Sambar turned out delicious. Vidhya's method of making sambar was a little different from my mom's method. I made some homemade sambar powder (I will share the recipe soon) and it gave the dish a nice flavor. We had it with steamed rice for lunch and then with idlis the next day.
Recipe from Vidhya's Home Cooking:
Leek Sambar Ingredients:
- 1 Medium Leek, thinly sliced
- ½cup Toor dal
- 1tbsp Sambar powder (homemade or store bought)
- 1tsp Turmeric
- 2tbsp Fresh Coconut, grated
- To taste Salt
- 2tbsp Cilantro, finely chopped
- 2tsp Oil
- 1tsp Mustard seeds
- 1tsp Methi seeds
- ¼tsp Asafoetida/ Hing
- 6~8 Curry leaves
- 1tbsp Tamarind paste
- 1~2tsp Jaggery, grated (optional)
- Cook toor dal until completely tender and mushy.
- In a heavy bottom saucepan, heat oil; add the mustard seeds, methi seeds and hing. Once the seeds start to splutter, add the curry leaves and chopped leeks. Cook for about 3~4 minutes.
- Add the grated coconut, mix well and cook for a minute.

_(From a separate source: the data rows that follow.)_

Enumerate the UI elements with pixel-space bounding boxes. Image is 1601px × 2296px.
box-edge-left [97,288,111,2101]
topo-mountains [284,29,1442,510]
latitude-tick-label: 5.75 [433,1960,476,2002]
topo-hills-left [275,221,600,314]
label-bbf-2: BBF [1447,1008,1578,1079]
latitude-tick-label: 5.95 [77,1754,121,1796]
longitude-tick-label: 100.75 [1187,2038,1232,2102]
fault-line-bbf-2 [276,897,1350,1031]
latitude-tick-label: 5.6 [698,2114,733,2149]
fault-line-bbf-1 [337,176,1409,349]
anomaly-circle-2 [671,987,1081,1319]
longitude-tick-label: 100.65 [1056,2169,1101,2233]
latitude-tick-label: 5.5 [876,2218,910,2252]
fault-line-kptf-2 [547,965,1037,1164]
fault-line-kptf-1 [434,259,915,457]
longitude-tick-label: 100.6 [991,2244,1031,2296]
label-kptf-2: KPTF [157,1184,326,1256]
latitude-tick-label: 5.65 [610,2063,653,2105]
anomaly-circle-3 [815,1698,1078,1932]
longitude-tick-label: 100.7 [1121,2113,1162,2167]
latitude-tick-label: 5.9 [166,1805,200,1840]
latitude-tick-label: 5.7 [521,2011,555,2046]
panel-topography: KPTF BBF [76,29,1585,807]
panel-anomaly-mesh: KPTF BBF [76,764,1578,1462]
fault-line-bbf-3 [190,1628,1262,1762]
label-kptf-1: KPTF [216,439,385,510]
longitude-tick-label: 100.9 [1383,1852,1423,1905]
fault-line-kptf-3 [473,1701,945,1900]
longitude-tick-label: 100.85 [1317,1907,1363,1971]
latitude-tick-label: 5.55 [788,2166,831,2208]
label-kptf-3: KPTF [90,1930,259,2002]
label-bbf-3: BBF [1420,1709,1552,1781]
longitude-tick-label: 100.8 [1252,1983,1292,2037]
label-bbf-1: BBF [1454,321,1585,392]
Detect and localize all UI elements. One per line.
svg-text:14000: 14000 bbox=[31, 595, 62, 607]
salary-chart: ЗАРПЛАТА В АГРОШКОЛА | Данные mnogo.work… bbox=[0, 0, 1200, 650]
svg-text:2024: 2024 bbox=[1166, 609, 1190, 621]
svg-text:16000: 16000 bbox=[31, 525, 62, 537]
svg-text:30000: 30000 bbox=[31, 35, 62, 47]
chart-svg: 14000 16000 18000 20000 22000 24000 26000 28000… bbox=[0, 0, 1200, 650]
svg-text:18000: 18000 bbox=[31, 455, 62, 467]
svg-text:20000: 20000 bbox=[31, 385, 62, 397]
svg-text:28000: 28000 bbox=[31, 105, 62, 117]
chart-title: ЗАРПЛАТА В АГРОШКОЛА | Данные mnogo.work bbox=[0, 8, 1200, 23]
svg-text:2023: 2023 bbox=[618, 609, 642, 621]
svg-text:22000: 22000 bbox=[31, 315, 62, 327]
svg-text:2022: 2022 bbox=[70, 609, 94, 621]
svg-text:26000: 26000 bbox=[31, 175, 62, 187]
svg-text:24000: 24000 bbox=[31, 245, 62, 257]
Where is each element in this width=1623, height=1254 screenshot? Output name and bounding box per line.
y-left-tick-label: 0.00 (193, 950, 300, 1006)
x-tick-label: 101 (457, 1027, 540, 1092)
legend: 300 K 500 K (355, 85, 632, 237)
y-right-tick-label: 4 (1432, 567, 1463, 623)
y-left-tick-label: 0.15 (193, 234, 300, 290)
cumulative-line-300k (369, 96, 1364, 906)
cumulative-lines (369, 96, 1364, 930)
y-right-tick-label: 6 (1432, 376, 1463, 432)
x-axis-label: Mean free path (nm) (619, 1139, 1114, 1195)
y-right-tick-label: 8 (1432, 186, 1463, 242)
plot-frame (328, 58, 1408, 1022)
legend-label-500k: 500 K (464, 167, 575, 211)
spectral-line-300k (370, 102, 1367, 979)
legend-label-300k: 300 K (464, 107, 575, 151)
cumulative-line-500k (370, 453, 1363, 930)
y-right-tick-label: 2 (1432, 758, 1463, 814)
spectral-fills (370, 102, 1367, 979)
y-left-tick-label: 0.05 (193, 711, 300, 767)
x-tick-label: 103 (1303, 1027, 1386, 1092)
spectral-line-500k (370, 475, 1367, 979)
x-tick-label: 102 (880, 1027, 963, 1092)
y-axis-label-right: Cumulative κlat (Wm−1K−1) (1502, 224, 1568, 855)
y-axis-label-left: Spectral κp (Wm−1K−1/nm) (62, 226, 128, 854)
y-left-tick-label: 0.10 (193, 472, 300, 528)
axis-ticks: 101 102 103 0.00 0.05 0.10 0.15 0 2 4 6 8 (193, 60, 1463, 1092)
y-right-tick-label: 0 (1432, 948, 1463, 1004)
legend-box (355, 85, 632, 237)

- Now add the tamarind paste, salt and let it simmer for about 3~4 minutes.
- In the mean time, whisk sambar powder in ½cup water and add to the pan. Simmer for 2~3 minutes.
- Stir in the cooked toor dal along with 1~2 cups of water depending on the desired consistency. Bring to a boil and adjust the seasoning. Add a tiny bit of jaggery if desired. Garnish with chopped cilantro and serve with steamed rice.